The four other countries bordering the Arctic Ocean — Russia, Canada, Norway, and Denmark — have already enriched themselves and their people by tapping into their coastal oil and gas deposits and are staking claims to vast additional resources on their extended continental shelves in the Arctic. Norway’s oil fund — derived from revenues from oil and gas production in the North Sea — is already worth $500 billion.
While these countries laugh all the way to the oil and gas bank, the U.S. sits on the sidelines unable to claim the resources on its extended continental shelf in the Arctic because it is not a party to the Law of the Sea treaty. U.S. oil and gas companies simply will not invest in these areas unless the U.S. has clear legal title. Unfortunately, a handful of Republican senators have blocked U.S. ratification of the treaty based on myths and misperceptions about the treaty. Even where their concerns may have some merit, they are heavily outweighed by the substantial national security and economic benefits to the American people of joining the treaty and the high costs of not joining.
Although the Law of the Sea treaty is complex, many Republicans who have considered the treaty carefully have endorsed it. The Bush administration — which was rarely accused of overabundant enthusiasm about international law and institutions — concluded after a lengthy internal review that the treaty is vital to U.S. economic and national security and urged the Senate to approve it. Even Sarah Palin, when she was governor of Alaska, strongly supported Senate approval, arguing that although "ratification of the convention has been thwarted by a small group of senators who are concerned about the perceived loss of U.S. sovereignty … I believe quite the contrary is true."
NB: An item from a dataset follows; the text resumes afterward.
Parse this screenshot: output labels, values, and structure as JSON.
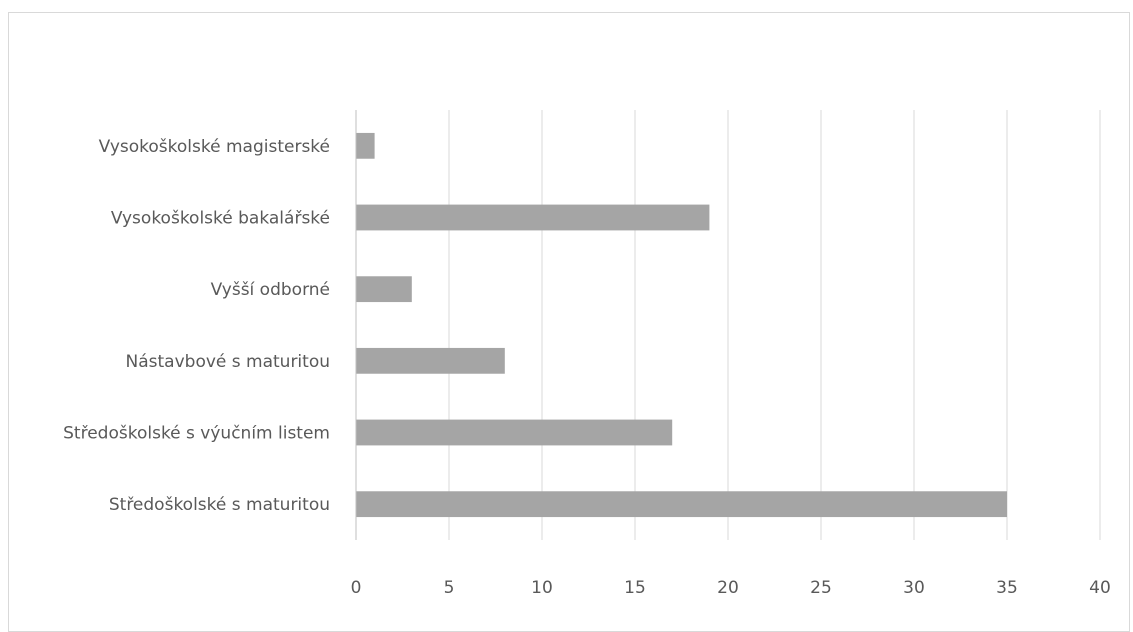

President Obama’s apparent reluctance to push for Senate approval of the convention is understandable in light of competing legislative priorities and the uphill battle his administration experienced securing Senate approval of the New START treaty last December. But the president should seize the opportunity presented by Republican support for increased domestic oil and gas production to urge the Senate to approve the treaty.
Republican senators, industry groups, and corporations who quietly support the convention also need to play a more active role in championing it. They should rebut the myths and vigorously explain the substantial benefits of the treaty to undecided or skeptical senators, rather than leaving the work solely to the executive branch. And they should let the White House know they are prepared to support it.
Of all the treaties currently pending before the Senate, the Law of the Sea Convention offers the most extensive economic and national security advantages to the American people. There is still time on the Senate calendar this year to consider and approve it. President Obama should make it his administration’s top treaty priority, and Senate Republicans should support its passage.